Chris Marlin, president of Florida-based Lennar International, which claims to be the US’ largest residential property developer by revenue, said his firm has been unaffected by Beijing’s capital outflow controls.
The company has “only experienced growth in our time dealing with [customers in] mainland China and the Asian region,” said Marlin, declining to give numbers.
Increased scrutiny of inbound deals by US authorities had also had an impact on FDI, the research found. The biggest such deal to fall through was aluminium giant China Zhongwang Holdings’ proposed US$2.3 billion acquisition of Aleris in November after regulators cancelled it over economic and national security concerns.

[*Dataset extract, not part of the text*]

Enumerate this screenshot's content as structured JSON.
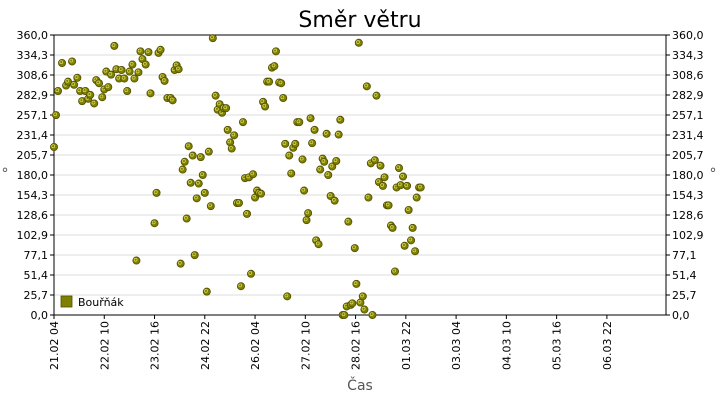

In terms of FDI flowing the other way, the report argues that China’s commitment to further market reforms is less certain now than it was in the years immediately after the 2013 “third plenum” talks in which the leadership promised a “decisive” role for markets in the economy. A perceived lack of progress in implementing change has left potential foreign investors with doubts about Beijing’s seriousness about levelling the playing field for non-native businesses, it said.
“To date, even as hundreds of thousands Chinese receive paychecks from US companies, numerous sectors in China remain closed or restricted to foreign investment,” said Stephen Orlins, president of the National Committee on US-China Relations.

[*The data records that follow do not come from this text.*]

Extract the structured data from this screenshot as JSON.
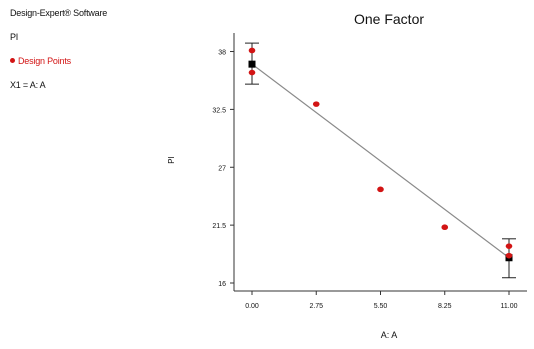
{
  "sidebar": {
    "software": "Design-Expert® Software",
    "response": "PI",
    "design_points_label": "Design Points",
    "factor_label": "X1 = A: A"
  },
  "colors": {
    "design_point": "#d21414",
    "prediction_line": "#8a8a8a",
    "mean_marker": "#000000",
    "axis": "#333333"
  },
  "chart_data": {
    "type": "scatter",
    "title": "One Factor",
    "xlabel": "A: A",
    "ylabel": "PI",
    "xlim": [
      0,
      11
    ],
    "ylim": [
      16,
      39
    ],
    "xticks": [
      "0.00",
      "2.75",
      "5.50",
      "8.25",
      "11.00"
    ],
    "yticks": [
      "16",
      "21.5",
      "27",
      "32.5",
      "38"
    ],
    "design_points": {
      "x": [
        0,
        0,
        2.75,
        5.5,
        8.25,
        11,
        11
      ],
      "y": [
        38.1,
        36.0,
        33.0,
        24.9,
        21.3,
        19.5,
        18.6
      ]
    },
    "prediction_line": {
      "x": [
        0,
        11
      ],
      "y": [
        36.8,
        18.4
      ]
    },
    "error_bars": [
      {
        "x": 0,
        "mean": 36.8,
        "low": 34.9,
        "high": 38.8
      },
      {
        "x": 11,
        "mean": 18.4,
        "low": 16.5,
        "high": 20.2
      }
    ],
    "grid": false,
    "legend": "left-panel"
  }
}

“These restrictions do a disservice to the overwhelming majority of China’s people, as they not only drive up prices but also limit consumer choices. These restrictions contribute to a view in the US that China does not play fair.”
The report’s release coincides with the Boao Forum in the Chinese province of Hainan – known as China’s Davos – at which President Xi Jinping reiterated his commitment to opening markets and easing restrictions on foreign investment.
On Wednesday China’s central bank unveiled a raft of measures to open up the country’s financial sector to foreign investment, including the removal of foreign ownership caps for banks. Other key measures included allowing overseas investors to take a maximum 51 per cent equity stake in brokerage firms, futures companies and fund managers and completely removing caps on foreign equity in these sectors within three years.